INFORME N. 01/2019 – AJUR/APIB

EMENTA: REFORMA DA PREVIDÊNCIA. PEC 06/2019. IMPACTO NOS POVOS INDÍGENAS.

O Sr. Paulo Tupiniquim coordenador executivo da Articulação dos Povos Indígenas do Brasil (Apib), solicitou informações a respeito da reforma da previdência proposta pelo governo Bolsonaro.
Pois bem.
A chamada reforma da previdência foi proposta por meio da Emenda Constitucional n. 06/2019, do Poder Executivo, que “modifica o sistema de previdência social, estabelece regras de transição e disposições transitórias, e dá outras providências”, irá impactar a vida de milhões de brasileiros, residentes no contexto urbano e rural. No caso dos povos indígenas, quilombolas e populações tradicionais, o impacto será imediato, tendo em vista o enquadramento destes, na qualidade de segurados especiais.

Em síntese, as mudanças que devem afetar os indígenas, são:

– Elevação da idade mínima de 55 anos para a mulher indígena, para 60 anos, igualando o homem;
– A reforma institui a contribuição previdenciária no valor de R$ 600,00 por ano, com um tempo mínimo de 20 anos de contribuição para o segurado indígena alcançar o salário mínimo;
– Muitos não conseguirão cumprir as exigências e serão deslocados para o Benefício de Prestação Continuada (BPC), que será ancorado em um valor de R$ 400,00 até os 70 anos de idade, quando, finalmente, será convertido em um salário mínimo.

Confira o informe completo:

REGIME PREVIDENCIÁRIO APLICADO AOS POVOS INDÍGENAS

A seguridade social compreende um conjunto integrado de ações de iniciativa dos poderes públicos e da sociedade, destinadas a assegurar os direitos relativos à saúde, à previdência social e à assistência social.

A Previdência Social é uma política pública definida pela Constituição Federal em seus artigos 201 e 202 e pela Lei n° 8.213/91. É um seguro oferecido ao trabalhador que garante renda ao contribuinte e sua família, em casos de doença, acidente, gravidez, morte e velhice.
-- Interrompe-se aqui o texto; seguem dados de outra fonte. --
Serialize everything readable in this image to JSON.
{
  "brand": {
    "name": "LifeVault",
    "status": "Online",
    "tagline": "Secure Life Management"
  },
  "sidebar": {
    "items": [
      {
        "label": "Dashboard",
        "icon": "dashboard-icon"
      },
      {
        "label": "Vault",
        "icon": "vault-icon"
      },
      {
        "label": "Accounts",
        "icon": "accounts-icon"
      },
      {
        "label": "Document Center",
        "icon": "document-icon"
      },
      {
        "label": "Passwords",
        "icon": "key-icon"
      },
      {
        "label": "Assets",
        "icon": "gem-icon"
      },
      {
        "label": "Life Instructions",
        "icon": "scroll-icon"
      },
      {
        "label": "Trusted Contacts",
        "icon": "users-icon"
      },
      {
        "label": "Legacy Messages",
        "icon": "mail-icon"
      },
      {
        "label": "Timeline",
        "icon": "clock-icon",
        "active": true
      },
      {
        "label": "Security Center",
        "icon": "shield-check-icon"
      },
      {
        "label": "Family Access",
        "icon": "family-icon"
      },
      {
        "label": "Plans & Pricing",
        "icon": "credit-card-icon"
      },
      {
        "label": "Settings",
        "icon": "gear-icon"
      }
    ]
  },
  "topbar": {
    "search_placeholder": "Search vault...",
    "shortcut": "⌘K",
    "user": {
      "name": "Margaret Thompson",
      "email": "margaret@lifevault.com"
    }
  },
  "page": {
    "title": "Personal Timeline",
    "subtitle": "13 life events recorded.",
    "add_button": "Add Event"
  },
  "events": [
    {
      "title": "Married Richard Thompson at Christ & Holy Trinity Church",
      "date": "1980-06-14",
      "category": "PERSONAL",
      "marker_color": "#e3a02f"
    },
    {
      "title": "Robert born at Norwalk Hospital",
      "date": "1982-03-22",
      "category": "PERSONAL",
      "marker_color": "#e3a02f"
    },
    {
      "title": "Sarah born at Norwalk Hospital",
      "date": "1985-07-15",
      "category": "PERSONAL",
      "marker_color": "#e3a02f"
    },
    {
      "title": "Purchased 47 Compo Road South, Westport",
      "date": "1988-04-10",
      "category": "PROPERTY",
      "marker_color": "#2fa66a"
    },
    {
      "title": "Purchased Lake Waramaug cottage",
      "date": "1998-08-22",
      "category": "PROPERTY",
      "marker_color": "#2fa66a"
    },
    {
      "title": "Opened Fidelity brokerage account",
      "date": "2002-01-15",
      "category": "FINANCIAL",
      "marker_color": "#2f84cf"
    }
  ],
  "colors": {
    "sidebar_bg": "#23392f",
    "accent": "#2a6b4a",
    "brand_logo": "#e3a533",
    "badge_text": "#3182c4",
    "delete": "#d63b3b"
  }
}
Para os povos indígenas, a Previdência Social assegura uma classificação de Segurado Especial.

Segundo a Instrução Normativa nº 45 do INSS, enquadra-se como Segurado Especial Indígena, a pessoa indígena reconhecida pela Fundação Nacional do Índio (Funai), que trabalhe como artesão e utilize matéria-prima proveniente de extrativismo vegetal, ou o que exerça atividade rural individualmente ou em regime de economia familiar e faça dessas atividades o seu principal meio de vida e de sustento, independentemente do local onde resida ou exerça suas atividades, sendo irrelevante a definição de indígena aldeado, indígena não-aldeado, índio em vias de integração, índio isolado ou índio integrado.
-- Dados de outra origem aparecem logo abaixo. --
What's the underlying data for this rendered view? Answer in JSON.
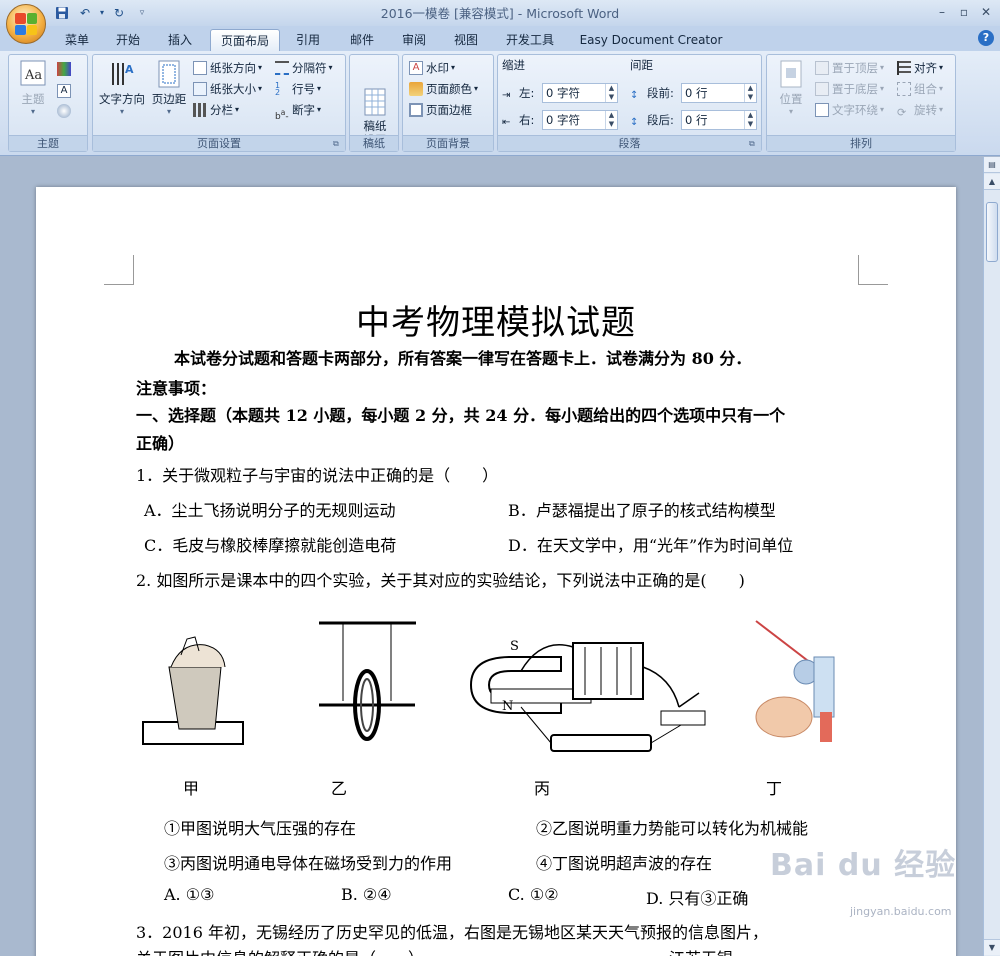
{
  "window": {
    "title": "2016一模卷 [兼容模式] - Microsoft Word",
    "quick_access": [
      "save-icon",
      "undo-icon",
      "redo-icon"
    ]
  },
  "tabs": [
    {
      "label": "菜单"
    },
    {
      "label": "开始"
    },
    {
      "label": "插入"
    },
    {
      "label": "页面布局",
      "active": true
    },
    {
      "label": "引用"
    },
    {
      "label": "邮件"
    },
    {
      "label": "审阅"
    },
    {
      "label": "视图"
    },
    {
      "label": "开发工具"
    },
    {
      "label": "Easy Document Creator"
    }
  ],
  "ribbon": {
    "theme_group": {
      "label": "主题",
      "theme_button": "主题"
    },
    "page_setup_group": {
      "label": "页面设置",
      "text_direction": "文字方向",
      "margins": "页边距",
      "orientation": "纸张方向",
      "size": "纸张大小",
      "columns": "分栏",
      "breaks": "分隔符",
      "line_numbers": "行号",
      "hyphenation": "断字"
    },
    "draft_group": {
      "label": "稿纸",
      "draft_setup": "稿纸\n设置"
    },
    "background_group": {
      "label": "页面背景",
      "watermark": "水印",
      "page_color": "页面颜色",
      "page_borders": "页面边框"
    },
    "paragraph_group": {
      "label": "段落",
      "indent_title": "缩进",
      "spacing_title": "间距",
      "indent_left_label": "左:",
      "indent_left_value": "0 字符",
      "indent_right_label": "右:",
      "indent_right_value": "0 字符",
      "space_before_label": "段前:",
      "space_before_value": "0 行",
      "space_after_label": "段后:",
      "space_after_value": "0 行"
    },
    "arrange_group": {
      "label": "排列",
      "position": "位置",
      "bring_front": "置于顶层",
      "send_back": "置于底层",
      "text_wrap": "文字环绕",
      "align": "对齐",
      "group": "组合",
      "rotate": "旋转"
    }
  },
  "document": {
    "title": "中考物理模拟试题",
    "intro": "本试卷分试题和答题卡两部分，所有答案一律写在答题卡上．试卷满分为 80 分．",
    "notice": "注意事项：",
    "section1_line1": "一、选择题（本题共 12 小题，每小题 2 分，共 24 分．每小题给出的四个选项中只有一个",
    "section1_line2": "正确）",
    "q1": "1．关于微观粒子与宇宙的说法中正确的是（　　）",
    "q1_options": {
      "A": "A．尘土飞扬说明分子的无规则运动",
      "B": "B．卢瑟福提出了原子的核式结构模型",
      "C": "C．毛皮与橡胶棒摩擦就能创造电荷",
      "D": "D．在天文学中，用“光年”作为时间单位"
    },
    "q2": "2. 如图所示是课本中的四个实验，关于其对应的实验结论，下列说法中正确的是(　　)",
    "q2_figures": {
      "jia": "甲",
      "yi": "乙",
      "bing": "丙",
      "ding": "丁",
      "s_label": "S",
      "n_label": "N"
    },
    "q2_statements": {
      "s1": "①甲图说明大气压强的存在",
      "s2": "②乙图说明重力势能可以转化为机械能",
      "s3": "③丙图说明通电导体在磁场受到力的作用",
      "s4": "④丁图说明超声波的存在"
    },
    "q2_options": {
      "A": "A. ①③",
      "B": "B. ②④",
      "C": "C. ①②",
      "D": "D. 只有③正确"
    },
    "q3_line1": "3．2016 年初，无锡经历了历史罕见的低温，右图是无锡地区某天天气预报的信息图片，",
    "q3_line2": "关于图片中信息的解释正确的是（　　）",
    "q3_side": "江苏无锡"
  },
  "watermark": {
    "text": "Bai du 经验",
    "url": "jingyan.baidu.com"
  }
}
O segurado especial indígena é a única espécie de segurado com definição no próprio texto constitucional, o qual determina o tratamento diferenciado a ser dado a estas pessoas, conforme determinação do art. 195, § 8°, CF/88, com redação dada pela Emenda Constitucional n. 20 de 1998:

“O produtor, o parceiro, o meeiro e o arrendatário rurais e o pescador artesanal, bem como os respectivos cônjuges, que exerçam suas atividades em regime de economia familiar, sem empregados permanentes, contribuirão para a seguridade social mediante a aplicação de uma alíquota sobre o resultado da comercialização da produção e farão jus aos benefícios nos termos da lei”.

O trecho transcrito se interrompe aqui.